Yarışmanın Safiye Ayla kategorisinde Ayşegül Keskinkılıç, Zeki Müren kategorisinde ise Aslıhan Ergişi birinci oldu. Tesadüfe bakın ki Ergişi ve Keskinkılıç, İstanbul Teknik Üniversitesi Konservatuarı Türk Sanat Müziği Şan Bölümü'nde sınıf arkadaşları ve iki yıldır yedikleri içtikleri ayrı gitmiyor. Ayrıca Keskinkılıç yedi, Ergişi ise iki yıldır Dostlar Musiki Cemiyeti'ne de gidiyor. İki arkadaş iki farklı kategoriye düşmüş olmalarına da çok sevinmişler, hatta final öncesi aralarında şakalaşıyorlarmış "Şimdi ikimiz de birinci olabiliriz," diye. Finalist olduktan sonra bir ay boyunca çok yoğun çalışan yarışmacılar, yarışmanın formatı gereği, seslerini de gösterebilecekleri klasik parçalar seçmişler. Ayşegül Keskinkılıç, Selahattin Pınar'ın Kalbim
Yine Üzgün Seni Andım da Derinden adlı eserini, Aslıhan Ergişi ise Dede Efendi'nin Ser-i Zülf-ü Anberini Yüzüne Nikab Edersin adlı esirini seslendirdi. Keskinkılıç bunun en sevdiği şarkı olduğunu söylüyor ve "Hatta okurken içimden hep ağlamak gelir. Çok fazla okumuşumdur bugüne kadar. O kadar çok okumuş olmak da bana özgüven verdi zaten," diyor. Ergişi ise "Ben ciddi bir yarışma olduğu için ağır bir eser seçtim. Üç sayfalık bir şarkı, arada hiç saz yok, nefes alacak yeriniz yok," diyor.
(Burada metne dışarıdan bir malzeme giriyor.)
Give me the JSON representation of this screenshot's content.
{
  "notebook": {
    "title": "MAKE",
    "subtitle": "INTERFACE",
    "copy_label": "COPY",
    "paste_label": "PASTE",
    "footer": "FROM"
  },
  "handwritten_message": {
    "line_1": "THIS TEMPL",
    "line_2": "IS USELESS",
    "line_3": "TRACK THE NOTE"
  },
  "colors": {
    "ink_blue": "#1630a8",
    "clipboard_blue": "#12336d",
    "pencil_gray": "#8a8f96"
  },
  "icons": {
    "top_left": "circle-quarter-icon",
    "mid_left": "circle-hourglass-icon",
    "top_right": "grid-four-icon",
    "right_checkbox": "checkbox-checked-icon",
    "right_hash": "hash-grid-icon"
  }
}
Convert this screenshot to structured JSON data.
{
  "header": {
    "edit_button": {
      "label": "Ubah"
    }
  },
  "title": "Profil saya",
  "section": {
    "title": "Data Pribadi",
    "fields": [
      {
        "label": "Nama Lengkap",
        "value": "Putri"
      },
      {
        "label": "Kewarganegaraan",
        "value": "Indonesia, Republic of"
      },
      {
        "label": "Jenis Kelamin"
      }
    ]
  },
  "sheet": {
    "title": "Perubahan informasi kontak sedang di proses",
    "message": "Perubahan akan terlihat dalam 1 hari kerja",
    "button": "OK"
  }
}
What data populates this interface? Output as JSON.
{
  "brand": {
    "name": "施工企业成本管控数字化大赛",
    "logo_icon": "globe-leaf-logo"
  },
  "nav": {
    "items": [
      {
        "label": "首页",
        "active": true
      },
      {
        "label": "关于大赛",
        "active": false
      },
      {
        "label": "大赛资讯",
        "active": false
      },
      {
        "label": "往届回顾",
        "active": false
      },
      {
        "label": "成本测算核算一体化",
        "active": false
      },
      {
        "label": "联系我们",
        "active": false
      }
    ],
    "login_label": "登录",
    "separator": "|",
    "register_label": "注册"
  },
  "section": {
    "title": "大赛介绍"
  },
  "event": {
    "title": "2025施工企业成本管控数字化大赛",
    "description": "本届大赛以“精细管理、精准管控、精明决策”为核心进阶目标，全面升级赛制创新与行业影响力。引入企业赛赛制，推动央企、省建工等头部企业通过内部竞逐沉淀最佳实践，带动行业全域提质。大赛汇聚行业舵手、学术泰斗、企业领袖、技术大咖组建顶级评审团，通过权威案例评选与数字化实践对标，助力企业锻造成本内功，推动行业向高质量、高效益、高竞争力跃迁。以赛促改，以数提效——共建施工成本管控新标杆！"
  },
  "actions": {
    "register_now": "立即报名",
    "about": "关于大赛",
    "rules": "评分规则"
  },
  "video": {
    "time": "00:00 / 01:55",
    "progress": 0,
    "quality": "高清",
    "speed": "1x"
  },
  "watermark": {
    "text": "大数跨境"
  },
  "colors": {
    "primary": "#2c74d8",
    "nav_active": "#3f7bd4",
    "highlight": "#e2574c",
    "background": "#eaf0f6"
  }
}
'MEDYA DA DUYARSIZ' "Türk müziği denilince akla hep eski parçalar geliyor, yeni eser üretilmiyor mu hiç?" diye soruyoruz. Aslıhan Ergişi şöyle yanıtlıyor, "Üretiliyor tabii ama gündem olmuyor ne yazık ki. Bizim okulda müzikoloji öğrencilerinin çok güzel besteleri var mesela. Bize veriyorlar, okuyoruz, okulda konserlerimiz oluyor. Ben yeni parçaların bilinmemesinin nedeninin kesinlikle sunum sorunu olduğunu düşünüyorum. Medya da bu konuyla pek ilgilenmiyor." Keskinkılıç ise eski parçaların yeniden yorumlanmasıyla ilgili bir yanlışa değiniyor; "Bugün yorum diye yapılan şey yorum değil aslında. Pek çok sanatçı şarkıları değiştirip okuyor. Aslında şarkıları fantazi hale getiriyorlar. Yorum çok daha başka bir şey. Yorum, şarkıya nüans katmaktır. Geçen kelimeler çok duygulu ya da çok neşeliyse, oralarda ses tonunu iyi ayarlamak vardır, duygu katmak vardır. Yorum şarkıyı değiştirmek değildir. Sanatçılara da bu yüzden çok kızıyorum."